For almost half a year, I suffered the slings and arrows of life
without access to ABM’s. I endangered my health and that of my family
by constantly handling filthy cash (who knows where it’s been?). I
sacrificed personal time in the teller line-up.
All so I could report to you about what life is like without our favourite piece of plastic. Well, let me say this: it is hell.
Since they arrived in 1986, debit cards have been embraced by
Canadians. In fact we are having a love affair with the debit card like
no other nation. On average, we lead the world, each using our bank
card at an ABM 47 times a year. The next closest country is the States
with an average use of 37 times a year.
It doesn’t sound like much but that’s double the number of cash transactions we engage in.
This isn’t a statistical anomaly. Canadians have always been early
adopters of new banking technologies. It started way back in the 60’s
with credit cards. ABM’s are now the single most common form of banking
for Canadians. Doing the teller thing is a close second, but if you
consider Internet and phone banking, we are dedicated bank geeks.
The banks aren’t oblivious to this Canadian idiosyncrasy. Two years
ago they spent about 4 billion dollars on technology development to
expand our ABM network and develop new self-help transaction methods.
That’s a lot of scratch.
But anyone who’s noticed the fees we pay for using Interac realizes
it’s not gonna take the banks long to make it back. Industry figures
indicate that an average ABM transaction costs a bank about 30 cents.
They charge consumers anywhere from 1 to 3 dollars for this service.
Interac fees were one of the reasons I ditched my card. I added them
up and realized I was flushing a fair amount of money down the toilet
in the name of convenience.
I figured I’d lined the banks’ pockets well enough over the years.
It was payback time. Real, live teller transactions cost the bank about
five bucks. So I figured I’d just go in there and cost them some money.
Well, if only it were that simple. Have you filled out a paper based
deposit form lately? Do you even know your bank account number or your
bank’s transit number?
Well, I didn’t. Fortunately for me, the tellers at the bank were
among the nicest people I’ve ever met. They all helped this neophyte
stumble through the murky waters of real life banking with endless
I figure my clumsy transactions cost the bank well above the
industry average, which brings me no pleasure because it also cost me
huge whacks of time. How much more quickly I could have accomplished
these meagre transactions at an ABM.
Living without a bank card also made me miss out on a key bit of national history.
On December 23, 2004, Canadians set a record with 13.1 million
Interac transactions. That’s 5% more than the previous record set a
year earlier. That’s a heck of a lot of Christmas shopping.
That’s one of the things about debit cards, though: they make it
easy to spend money. They add another layer of abstraction to the
concept of currency, reducing its perceived value.

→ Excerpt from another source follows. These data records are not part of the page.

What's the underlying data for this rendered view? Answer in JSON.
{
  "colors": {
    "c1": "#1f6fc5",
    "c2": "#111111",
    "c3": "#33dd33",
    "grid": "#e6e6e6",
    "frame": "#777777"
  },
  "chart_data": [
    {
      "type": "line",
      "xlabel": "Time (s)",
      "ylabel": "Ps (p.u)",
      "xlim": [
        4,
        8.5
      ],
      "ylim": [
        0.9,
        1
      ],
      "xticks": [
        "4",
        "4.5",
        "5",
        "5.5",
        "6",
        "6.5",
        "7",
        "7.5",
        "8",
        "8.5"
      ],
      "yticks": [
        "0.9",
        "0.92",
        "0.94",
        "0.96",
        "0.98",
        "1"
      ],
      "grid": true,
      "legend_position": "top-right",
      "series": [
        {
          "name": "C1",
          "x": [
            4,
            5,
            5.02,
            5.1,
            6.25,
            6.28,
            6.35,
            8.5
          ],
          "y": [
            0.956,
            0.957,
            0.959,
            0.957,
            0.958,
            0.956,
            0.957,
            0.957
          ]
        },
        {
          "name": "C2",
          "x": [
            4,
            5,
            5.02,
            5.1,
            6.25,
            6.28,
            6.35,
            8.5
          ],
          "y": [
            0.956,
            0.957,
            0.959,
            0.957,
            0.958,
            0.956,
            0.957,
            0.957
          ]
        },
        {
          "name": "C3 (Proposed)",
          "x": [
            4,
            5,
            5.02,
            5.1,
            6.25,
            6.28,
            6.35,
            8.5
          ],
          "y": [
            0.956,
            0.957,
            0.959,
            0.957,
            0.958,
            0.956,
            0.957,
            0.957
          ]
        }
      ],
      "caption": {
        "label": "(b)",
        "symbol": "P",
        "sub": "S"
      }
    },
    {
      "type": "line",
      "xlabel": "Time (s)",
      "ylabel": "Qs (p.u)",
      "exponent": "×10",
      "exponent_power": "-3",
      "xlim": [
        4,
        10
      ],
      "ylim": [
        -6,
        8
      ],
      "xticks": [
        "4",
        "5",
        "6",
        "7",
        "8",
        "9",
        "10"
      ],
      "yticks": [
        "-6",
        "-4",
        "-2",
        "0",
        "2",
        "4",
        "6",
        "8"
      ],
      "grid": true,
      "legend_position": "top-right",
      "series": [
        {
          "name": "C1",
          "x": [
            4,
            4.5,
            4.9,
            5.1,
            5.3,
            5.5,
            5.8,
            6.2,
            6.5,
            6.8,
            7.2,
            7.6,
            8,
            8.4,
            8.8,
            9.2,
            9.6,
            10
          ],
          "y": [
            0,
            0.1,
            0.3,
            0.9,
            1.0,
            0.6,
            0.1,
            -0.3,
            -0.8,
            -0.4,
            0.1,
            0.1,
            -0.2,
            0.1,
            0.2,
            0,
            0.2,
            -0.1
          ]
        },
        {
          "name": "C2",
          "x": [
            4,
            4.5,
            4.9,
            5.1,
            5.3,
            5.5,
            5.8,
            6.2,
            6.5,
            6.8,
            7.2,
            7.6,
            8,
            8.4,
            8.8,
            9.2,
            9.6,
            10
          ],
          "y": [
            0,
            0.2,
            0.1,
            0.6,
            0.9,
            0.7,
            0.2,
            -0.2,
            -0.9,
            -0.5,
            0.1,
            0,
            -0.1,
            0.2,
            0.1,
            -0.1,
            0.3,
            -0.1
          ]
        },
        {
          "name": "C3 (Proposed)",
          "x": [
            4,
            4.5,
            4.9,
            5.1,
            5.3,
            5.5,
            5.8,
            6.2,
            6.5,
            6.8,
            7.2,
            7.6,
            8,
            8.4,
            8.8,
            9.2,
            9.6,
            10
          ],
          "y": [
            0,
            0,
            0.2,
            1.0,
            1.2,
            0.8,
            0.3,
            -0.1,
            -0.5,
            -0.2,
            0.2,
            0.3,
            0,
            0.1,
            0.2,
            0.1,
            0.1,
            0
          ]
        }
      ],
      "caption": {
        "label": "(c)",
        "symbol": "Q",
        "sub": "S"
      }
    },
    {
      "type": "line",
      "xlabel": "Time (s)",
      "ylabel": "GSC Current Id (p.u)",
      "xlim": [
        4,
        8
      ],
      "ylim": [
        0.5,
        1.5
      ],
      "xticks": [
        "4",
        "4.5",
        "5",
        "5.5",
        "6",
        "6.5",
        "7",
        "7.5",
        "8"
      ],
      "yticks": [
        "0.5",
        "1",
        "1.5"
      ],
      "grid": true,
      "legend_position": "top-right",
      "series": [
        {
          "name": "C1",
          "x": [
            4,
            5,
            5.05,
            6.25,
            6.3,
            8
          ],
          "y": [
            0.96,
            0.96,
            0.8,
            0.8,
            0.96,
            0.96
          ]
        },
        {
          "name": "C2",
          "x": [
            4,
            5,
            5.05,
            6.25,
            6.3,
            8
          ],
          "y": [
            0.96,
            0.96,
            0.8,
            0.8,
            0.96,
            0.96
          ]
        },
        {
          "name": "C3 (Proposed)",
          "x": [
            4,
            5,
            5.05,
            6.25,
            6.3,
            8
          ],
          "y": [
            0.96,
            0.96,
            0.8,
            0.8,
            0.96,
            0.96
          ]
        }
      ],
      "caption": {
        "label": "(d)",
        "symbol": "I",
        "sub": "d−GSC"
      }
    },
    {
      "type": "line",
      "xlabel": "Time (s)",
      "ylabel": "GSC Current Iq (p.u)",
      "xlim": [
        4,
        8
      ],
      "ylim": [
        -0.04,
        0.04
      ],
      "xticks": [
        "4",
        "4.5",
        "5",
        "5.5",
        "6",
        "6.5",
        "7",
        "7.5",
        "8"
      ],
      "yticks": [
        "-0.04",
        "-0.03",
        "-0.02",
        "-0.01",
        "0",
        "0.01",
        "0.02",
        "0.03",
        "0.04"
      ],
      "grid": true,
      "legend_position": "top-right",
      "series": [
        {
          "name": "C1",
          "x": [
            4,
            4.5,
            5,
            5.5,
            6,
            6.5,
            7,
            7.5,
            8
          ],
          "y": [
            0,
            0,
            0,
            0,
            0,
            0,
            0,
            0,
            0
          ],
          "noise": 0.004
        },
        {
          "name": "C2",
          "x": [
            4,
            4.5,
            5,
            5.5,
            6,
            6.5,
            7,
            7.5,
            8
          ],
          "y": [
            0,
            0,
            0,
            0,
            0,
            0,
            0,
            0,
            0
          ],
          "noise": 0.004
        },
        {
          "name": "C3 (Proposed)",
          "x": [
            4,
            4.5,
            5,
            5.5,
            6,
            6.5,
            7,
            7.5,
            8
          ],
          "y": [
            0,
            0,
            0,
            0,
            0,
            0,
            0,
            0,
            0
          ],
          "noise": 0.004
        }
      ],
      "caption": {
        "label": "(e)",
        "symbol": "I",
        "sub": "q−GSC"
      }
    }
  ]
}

Personally, after a decade of steady dependency on the debit card I
really didn’t know what money was worth anymore. It was just numbers on
a page to me, no different from a score in a video game.
I figured handling cash again might reinforce the value concept. Boy, did it ever.
I handled cash when I had a bank card, of course, but only in small
amounts. With ABM’s everywhere, why take out more than twenty at a time
unless you really have to?
No, without a bank card, I had to carry around enough cash to pay
bills, buy groceries, fill up my car with gas, and all sorts of other
expenses you just don’t think about when you have a bank card. That’s a
lot of cash to haul around if you’re used to being totally plastic.
Plus it’s dirty stuff, eh? You don’t know where a bill or a coin has been before you get it.
As dirty as I perceived it to be, I sure didn’t want to part with
it. Things I used to pay for without a second thought using my debit
card I now hesitated to trade a bill for.
Life without a debit card is a drag. The banks may make a killing
with their Interac network and ABM fees but, y’know, I’m okay with
that. The cost and the convenience just about cancel each other out.
I’m back from the trenches in one piece, a new debit card in my
pocket and a renewed sense of the value of money in my mind. Please
don’t make me go back there.
Andrew Robulack is an IT Business Strategist and Architect based in Whitehorse.